All of the cells in a person’s body, whether a brain cell, a skin cell, or a muscle cell, carry that person’s unique genetic code. Yet, a skin cell behaves very differently than a brain cell for two main reasons: how the genetic material in these cells is structured, and how it is expressed. The structure is the way that the DNA is packed and arranged within the cell. The expression is which genes are turned “on” in that type of cell. Both aspects are very important to the cell’s function, and they work together to determine the cell’s behavior.


“The challenge here is that you can never measure them together, because actually getting a [structural] image means killing the cell, and getting the expression means killing the cell,” Uhler said. “So you'll never be able to measure both in the same cell. So you need to have these unpaired datasets you need to somehow be able to translate and integrate between.”


This is one place where machine learning may be able to help scientists learn more about the cardiomyocytes behind atrial fibrillation. Think of expression and structure as two different languages, like French and Spanish.

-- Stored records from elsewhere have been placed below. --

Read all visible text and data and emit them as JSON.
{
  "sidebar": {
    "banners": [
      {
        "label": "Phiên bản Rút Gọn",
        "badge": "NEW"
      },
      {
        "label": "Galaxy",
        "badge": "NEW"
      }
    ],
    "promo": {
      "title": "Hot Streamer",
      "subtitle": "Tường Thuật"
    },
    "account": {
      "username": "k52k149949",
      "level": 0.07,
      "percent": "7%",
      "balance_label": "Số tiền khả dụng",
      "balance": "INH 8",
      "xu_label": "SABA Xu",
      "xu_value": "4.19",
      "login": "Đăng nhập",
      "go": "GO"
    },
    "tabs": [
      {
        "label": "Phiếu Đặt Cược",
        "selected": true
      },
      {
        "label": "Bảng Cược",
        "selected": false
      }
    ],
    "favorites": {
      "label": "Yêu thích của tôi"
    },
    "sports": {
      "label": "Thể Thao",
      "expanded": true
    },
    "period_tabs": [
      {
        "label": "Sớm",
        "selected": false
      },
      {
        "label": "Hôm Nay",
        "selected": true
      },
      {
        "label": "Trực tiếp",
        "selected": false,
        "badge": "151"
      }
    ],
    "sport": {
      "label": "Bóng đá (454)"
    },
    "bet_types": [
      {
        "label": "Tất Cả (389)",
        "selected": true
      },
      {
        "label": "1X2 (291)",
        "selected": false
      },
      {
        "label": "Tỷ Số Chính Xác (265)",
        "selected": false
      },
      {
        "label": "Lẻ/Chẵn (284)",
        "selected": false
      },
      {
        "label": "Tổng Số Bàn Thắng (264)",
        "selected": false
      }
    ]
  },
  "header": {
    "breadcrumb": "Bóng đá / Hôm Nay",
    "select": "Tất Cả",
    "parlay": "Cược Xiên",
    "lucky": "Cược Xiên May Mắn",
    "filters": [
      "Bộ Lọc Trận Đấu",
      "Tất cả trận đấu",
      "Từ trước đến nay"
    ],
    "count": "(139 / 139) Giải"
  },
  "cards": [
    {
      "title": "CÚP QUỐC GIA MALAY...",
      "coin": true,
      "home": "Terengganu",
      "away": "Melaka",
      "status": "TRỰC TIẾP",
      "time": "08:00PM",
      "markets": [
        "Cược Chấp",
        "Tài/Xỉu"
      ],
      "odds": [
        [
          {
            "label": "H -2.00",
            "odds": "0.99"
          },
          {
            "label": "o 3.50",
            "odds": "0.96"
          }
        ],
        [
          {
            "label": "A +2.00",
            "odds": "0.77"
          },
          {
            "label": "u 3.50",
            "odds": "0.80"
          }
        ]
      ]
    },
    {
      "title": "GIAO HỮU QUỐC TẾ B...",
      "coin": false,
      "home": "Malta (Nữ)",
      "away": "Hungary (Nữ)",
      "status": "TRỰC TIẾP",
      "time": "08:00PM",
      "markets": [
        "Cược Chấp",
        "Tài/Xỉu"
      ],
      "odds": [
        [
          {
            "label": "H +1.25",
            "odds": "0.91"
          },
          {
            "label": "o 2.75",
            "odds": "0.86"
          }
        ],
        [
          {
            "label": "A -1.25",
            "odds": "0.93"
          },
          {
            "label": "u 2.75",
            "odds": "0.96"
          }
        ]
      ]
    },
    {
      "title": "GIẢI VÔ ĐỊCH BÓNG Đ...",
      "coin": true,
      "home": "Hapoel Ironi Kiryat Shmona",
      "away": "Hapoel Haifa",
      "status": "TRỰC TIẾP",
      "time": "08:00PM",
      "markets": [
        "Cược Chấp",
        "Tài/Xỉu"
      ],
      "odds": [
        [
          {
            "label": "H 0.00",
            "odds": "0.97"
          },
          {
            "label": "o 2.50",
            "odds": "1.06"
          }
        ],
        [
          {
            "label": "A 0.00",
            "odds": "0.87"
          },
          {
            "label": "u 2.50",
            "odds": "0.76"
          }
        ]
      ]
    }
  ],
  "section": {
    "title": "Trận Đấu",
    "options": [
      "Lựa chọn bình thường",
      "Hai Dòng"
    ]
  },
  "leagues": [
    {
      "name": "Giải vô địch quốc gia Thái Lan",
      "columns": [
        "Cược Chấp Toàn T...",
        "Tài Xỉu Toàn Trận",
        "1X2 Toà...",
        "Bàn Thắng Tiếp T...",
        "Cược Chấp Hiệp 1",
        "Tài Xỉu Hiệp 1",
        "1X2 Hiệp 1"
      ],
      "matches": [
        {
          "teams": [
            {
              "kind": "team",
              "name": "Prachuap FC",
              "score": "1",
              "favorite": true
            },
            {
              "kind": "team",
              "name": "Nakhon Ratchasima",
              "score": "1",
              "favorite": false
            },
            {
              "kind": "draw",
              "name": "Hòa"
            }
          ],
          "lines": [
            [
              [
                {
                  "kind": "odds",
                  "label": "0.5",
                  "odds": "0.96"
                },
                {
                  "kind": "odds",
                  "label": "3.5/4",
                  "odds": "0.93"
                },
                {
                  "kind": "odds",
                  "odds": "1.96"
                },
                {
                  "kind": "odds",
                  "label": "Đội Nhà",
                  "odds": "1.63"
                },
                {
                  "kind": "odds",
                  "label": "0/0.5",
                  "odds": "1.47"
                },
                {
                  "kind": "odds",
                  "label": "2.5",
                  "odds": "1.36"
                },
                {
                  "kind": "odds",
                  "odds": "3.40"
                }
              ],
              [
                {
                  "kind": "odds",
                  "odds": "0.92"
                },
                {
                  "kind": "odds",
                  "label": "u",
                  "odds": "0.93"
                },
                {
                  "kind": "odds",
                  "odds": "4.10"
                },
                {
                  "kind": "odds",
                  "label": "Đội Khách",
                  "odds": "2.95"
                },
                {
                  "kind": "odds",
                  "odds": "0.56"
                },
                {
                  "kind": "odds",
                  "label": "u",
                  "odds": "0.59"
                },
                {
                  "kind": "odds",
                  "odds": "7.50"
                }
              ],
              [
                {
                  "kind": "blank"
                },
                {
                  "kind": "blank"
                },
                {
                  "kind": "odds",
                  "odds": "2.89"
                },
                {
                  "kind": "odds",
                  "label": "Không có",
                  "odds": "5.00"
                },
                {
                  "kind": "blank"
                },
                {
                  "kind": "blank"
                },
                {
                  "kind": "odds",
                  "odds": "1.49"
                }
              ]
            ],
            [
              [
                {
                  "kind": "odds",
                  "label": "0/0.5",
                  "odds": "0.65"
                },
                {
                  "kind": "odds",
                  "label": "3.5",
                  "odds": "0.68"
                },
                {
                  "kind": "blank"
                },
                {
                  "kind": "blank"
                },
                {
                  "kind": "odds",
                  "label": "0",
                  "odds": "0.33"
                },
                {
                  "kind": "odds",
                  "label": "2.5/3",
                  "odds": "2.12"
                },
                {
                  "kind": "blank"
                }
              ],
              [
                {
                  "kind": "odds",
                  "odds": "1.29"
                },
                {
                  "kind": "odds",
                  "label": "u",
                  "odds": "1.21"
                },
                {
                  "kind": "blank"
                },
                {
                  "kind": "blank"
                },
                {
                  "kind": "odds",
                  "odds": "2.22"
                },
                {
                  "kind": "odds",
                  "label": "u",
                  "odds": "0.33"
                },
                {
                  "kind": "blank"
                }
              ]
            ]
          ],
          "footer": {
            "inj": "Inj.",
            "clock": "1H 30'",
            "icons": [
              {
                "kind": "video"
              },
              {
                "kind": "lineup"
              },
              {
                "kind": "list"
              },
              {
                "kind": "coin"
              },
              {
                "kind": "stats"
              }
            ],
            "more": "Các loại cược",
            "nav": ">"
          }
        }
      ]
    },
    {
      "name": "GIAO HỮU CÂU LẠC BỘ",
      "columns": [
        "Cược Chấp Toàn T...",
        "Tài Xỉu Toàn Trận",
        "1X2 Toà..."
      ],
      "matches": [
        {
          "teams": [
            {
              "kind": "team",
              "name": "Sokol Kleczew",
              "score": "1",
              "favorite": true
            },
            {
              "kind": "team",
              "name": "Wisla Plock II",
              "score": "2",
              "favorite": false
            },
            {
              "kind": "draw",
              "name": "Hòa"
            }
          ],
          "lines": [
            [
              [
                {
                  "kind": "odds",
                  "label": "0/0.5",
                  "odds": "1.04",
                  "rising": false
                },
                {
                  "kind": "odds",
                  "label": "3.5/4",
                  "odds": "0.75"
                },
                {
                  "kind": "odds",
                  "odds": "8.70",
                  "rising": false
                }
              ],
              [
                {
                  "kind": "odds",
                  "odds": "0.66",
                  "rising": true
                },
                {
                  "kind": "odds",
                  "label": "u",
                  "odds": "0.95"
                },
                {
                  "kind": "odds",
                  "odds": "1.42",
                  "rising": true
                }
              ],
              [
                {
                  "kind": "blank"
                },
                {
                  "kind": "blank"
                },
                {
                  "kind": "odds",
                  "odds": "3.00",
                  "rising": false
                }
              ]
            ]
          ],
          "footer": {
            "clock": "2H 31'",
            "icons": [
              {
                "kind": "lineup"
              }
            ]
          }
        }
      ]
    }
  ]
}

If you input a Spanish word into an online translator, it can spit back out the French term. Similarly, researchers may be able to devise a machine learning system capable of translating between specific cells’ structure and expression. Machine learning may be able to help scientists predict a cell’s structural problem based off of its expression, and vice versa. This provides researchers with a better sense of how a given cell functions from a more complete structural and expressive standpoint.


Scale a similar line of thinking up to the patient level. Electrocardiograms (ECGs) are a type of medical test that are less expensive and more accessible than MRIs. What if a machine was taught to correlate ECG results with MRI results, so that the information gleaned from an ECG was similar to that from an MRI?


“What people are starting to realize is that we can actually recover a lot of information and see things that generations of clinicians have missed,” Philippakis said. As an example, cardiac amyloidosis is a treatable heart condition which can be difficult to diagnose. “If your ECG spit out, ‘this patient likely has cardiac amyloids,’ that would be really useful [for physicians].”


The talk was part of Jameel Clinic’s weekly seminar series, taking place virtually and on MIT’s campus, Wednesday evenings from 4-5 p.m. EST. Jameel Clinic is the epicenter of AI and Healthcare at MIT, aiming to develop AI technologies that will improve the future of healthcare, including early diagnostics, drug discovery, care personalization and management.